Setting & participants: 231 normo- and microalbuminuric patients with type 1 diabetes who were younger than 40 years at the start of the study. PREDICTOR & MEASUREMENTS: Urinary type IV collagen, determined using a 1-step sandwich enzyme immunoassay.

Outcome: The primary outcome measurement was rate of change in estimated glomerular filtration rate (eGFR).

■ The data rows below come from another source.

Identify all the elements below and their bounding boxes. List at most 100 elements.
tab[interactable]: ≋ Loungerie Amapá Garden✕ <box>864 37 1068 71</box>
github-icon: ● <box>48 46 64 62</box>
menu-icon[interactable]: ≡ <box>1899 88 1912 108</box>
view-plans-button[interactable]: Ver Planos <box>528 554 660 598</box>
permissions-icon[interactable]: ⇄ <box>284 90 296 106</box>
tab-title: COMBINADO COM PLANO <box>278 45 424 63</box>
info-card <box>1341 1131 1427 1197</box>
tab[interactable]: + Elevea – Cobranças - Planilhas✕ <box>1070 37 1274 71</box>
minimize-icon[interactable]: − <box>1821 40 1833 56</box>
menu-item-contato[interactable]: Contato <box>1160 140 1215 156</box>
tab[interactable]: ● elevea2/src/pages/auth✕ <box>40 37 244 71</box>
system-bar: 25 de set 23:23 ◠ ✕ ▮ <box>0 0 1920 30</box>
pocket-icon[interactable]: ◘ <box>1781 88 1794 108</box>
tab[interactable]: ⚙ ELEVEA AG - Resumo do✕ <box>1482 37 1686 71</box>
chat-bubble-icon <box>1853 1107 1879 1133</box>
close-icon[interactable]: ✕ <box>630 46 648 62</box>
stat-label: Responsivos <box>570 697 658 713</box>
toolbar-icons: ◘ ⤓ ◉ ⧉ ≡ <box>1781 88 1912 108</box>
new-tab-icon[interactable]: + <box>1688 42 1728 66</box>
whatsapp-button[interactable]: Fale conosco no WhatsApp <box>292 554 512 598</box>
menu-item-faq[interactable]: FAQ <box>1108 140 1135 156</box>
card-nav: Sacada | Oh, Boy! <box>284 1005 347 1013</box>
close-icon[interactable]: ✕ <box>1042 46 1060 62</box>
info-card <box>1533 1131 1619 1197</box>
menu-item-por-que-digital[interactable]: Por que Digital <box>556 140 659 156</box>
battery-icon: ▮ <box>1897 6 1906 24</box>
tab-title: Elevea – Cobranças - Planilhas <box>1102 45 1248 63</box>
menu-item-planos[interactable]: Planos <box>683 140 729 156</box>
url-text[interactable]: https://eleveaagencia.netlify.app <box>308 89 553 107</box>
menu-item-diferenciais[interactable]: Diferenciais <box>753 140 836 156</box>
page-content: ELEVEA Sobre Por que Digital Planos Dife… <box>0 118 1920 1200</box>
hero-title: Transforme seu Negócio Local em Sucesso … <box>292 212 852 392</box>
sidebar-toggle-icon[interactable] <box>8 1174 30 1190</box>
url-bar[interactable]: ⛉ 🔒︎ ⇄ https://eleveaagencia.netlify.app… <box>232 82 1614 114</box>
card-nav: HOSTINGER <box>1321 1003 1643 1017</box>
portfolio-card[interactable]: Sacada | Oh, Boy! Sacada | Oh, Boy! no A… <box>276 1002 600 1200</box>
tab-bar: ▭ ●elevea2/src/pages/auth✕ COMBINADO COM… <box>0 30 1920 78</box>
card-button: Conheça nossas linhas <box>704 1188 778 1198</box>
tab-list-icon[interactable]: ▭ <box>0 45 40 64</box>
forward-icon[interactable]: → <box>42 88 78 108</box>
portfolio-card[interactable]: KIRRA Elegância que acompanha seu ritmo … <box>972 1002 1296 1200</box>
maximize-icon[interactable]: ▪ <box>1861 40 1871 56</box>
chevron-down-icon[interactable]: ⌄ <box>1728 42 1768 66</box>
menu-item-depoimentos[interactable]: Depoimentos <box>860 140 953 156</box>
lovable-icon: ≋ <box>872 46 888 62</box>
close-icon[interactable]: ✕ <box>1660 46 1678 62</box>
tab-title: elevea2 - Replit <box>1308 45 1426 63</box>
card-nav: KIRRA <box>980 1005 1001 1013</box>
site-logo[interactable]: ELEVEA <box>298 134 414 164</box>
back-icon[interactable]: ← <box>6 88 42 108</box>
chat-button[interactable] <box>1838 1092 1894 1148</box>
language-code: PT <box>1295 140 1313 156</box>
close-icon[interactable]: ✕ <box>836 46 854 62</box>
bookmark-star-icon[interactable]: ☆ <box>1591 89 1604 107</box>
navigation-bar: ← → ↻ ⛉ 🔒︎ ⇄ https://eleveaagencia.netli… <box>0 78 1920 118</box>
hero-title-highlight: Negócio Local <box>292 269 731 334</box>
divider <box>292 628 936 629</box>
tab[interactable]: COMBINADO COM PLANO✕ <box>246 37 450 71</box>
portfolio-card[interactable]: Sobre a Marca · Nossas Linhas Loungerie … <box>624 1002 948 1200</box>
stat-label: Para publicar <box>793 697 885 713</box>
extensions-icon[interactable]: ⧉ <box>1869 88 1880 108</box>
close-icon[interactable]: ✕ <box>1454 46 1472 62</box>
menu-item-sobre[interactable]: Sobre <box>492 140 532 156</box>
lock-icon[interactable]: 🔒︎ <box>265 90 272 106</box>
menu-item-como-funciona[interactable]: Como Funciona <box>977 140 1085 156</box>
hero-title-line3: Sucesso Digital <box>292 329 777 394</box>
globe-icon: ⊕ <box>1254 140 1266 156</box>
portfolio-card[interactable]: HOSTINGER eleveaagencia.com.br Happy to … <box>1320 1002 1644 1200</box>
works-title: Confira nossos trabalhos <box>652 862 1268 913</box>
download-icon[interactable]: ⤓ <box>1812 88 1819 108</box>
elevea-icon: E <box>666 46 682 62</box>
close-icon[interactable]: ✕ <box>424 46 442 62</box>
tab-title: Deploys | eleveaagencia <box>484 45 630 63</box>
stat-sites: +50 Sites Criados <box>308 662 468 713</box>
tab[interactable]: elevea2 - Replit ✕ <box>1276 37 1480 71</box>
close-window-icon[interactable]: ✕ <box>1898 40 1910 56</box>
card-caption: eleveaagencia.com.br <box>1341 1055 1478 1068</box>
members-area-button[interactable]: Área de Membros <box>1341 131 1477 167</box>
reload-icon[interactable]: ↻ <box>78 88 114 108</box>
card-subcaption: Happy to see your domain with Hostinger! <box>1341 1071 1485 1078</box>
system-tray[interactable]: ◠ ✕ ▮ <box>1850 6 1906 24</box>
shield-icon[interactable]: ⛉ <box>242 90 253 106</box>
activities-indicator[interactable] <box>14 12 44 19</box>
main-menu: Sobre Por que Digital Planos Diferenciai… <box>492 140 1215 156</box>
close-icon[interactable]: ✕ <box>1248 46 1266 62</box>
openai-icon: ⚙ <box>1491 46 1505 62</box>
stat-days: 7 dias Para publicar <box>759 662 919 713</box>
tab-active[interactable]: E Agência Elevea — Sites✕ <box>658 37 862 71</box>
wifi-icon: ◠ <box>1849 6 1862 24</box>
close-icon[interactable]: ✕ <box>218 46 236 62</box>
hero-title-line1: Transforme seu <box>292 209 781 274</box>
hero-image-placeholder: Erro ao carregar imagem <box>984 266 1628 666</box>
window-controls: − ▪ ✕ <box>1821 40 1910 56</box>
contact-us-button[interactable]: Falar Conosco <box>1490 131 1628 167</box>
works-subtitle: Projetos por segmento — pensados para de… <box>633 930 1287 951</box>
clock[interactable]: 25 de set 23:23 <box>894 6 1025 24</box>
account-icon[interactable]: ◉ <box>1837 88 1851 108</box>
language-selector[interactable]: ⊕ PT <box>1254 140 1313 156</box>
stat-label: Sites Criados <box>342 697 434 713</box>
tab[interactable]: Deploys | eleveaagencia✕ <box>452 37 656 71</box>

Results: Mean follow-up was 7.4 ± 1.3 (standard deviation) years. Urinary type IV collagen-creatinine ratio (T4C) was associated significantly with rate of change in eGFR in both univariate (r = -0.169; P = 0.01) and multivariate regression analyses (standardized estimate = -0.131; P = 0.03). In the sensitivity analysis limited to patients with normoalbuminuria (n = 213), T4C, but not urinary albumin-creatinine ratio (ACR), was associated significantly with rate of change in eGFR (standardized estimate = -0.12; P = 0.03). The interaction between logarithmically transformed ACR and logarithmically transformed T4C on eGFR decline was not significant (P for interaction = 0.2). We compared the adjusted rate of change in eGFR among 4 groups classified according to normal or increased T4C and ACR values and found that the rate of decline in eGFR in patients with increased T4C and normal ACR values was significantly faster than that in patients with normal T4C and ACR values (-4.3 and -3.0 mL/min/1.73 m(2)/y; P = 0.004, analysis of covariance).

Limitations: Study size was relatively small.

Conclusions: T4C is associated with progression of kidney function decline in young patients with type 1 diabetes.